Denn Flüssigkeitsmangel schwächt den Kreislauf und damit die Versorgung der Organe. Außerdem droht eine Erkältung, wenn die Schleimhäute antrocknen und dann Viren und Bakterien nicht mehr so gut abwehren können.

Die Haut maßvoll kühlen

Eine eiskalte Dusche bringt keine nachhaltige Abkühlung, denn sie treibt den Kreislauf und damit die Wärmeproduktion an.
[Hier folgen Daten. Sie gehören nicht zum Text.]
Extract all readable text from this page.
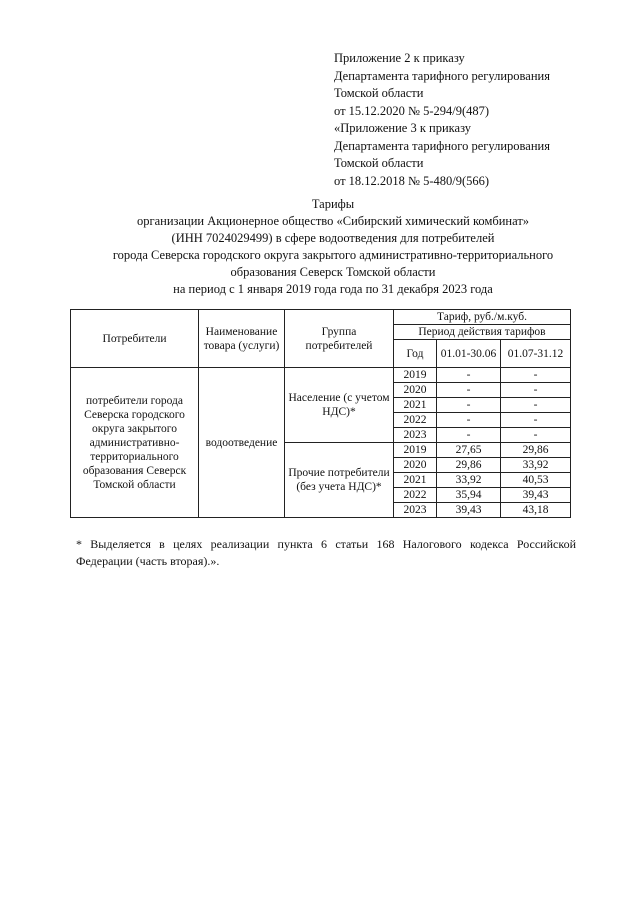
Приложение 2 к приказу
Департамента тарифного регулирования
Томской области
от 15.12.2020 № 5-294/9(487)
«Приложение 3 к приказу
Департамента тарифного регулирования
Томской области
от 18.12.2018 № 5-480/9(566)
Тарифы
организации Акционерное общество «Сибирский химический комбинат»
(ИНН 7024029499) в сфере водоотведения для потребителей
города Северска городского округа закрытого административно-территориального
образования Северск Томской области
на период с 1 января 2019 года года по 31 декабря 2023 года
Потребители	Наименование товара (услуги)	Группа потребителей	Тариф, руб./м.куб.		
			Период действия тарифов		
			Год	01.01-30.06	01.07-31.12
потребители города Северска городского округа закрытого административно-территориального образования Северск Томской области	водоотведение	Население (с учетом НДС)*	2019	-	-
			2020	-	-
			2021	-	-
			2022	-	-
			2023	-	-
		Прочие потребители (без учета НДС)*	2019	27,65	29,86
			2020	29,86	33,92
			2021	33,92	40,53
			2022	35,94	39,43
			2023	39,43	43,18
* Выделяется в целях реализации пункта 6 статьи 168 Налогового кодекса Российской Федерации (часть вторая).».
Wirkungsvoller ist das maßvolle Kühlen einzelner Körperteile, das den Organismus nicht irritiert. „Dazu kann man beispielsweise immer mal wieder kaltes Wasser über die Hände und Handgelenke laufen lassen“, so BGW-Expertin Schedlbauer. „Das lässt sich auch im Arbeitsalltag einrichten.“

Luftige Kleidung tragen

Enge Kleidung, womöglich aus Kunstfasern, staut die Körperwärme auf. Besser ist bei heißem Wetter eine lockere Garderobe aus Baumwolle oder Leinen. Sie lässt Luft an die Haut und nimmt überschüssigen Schweiß auf.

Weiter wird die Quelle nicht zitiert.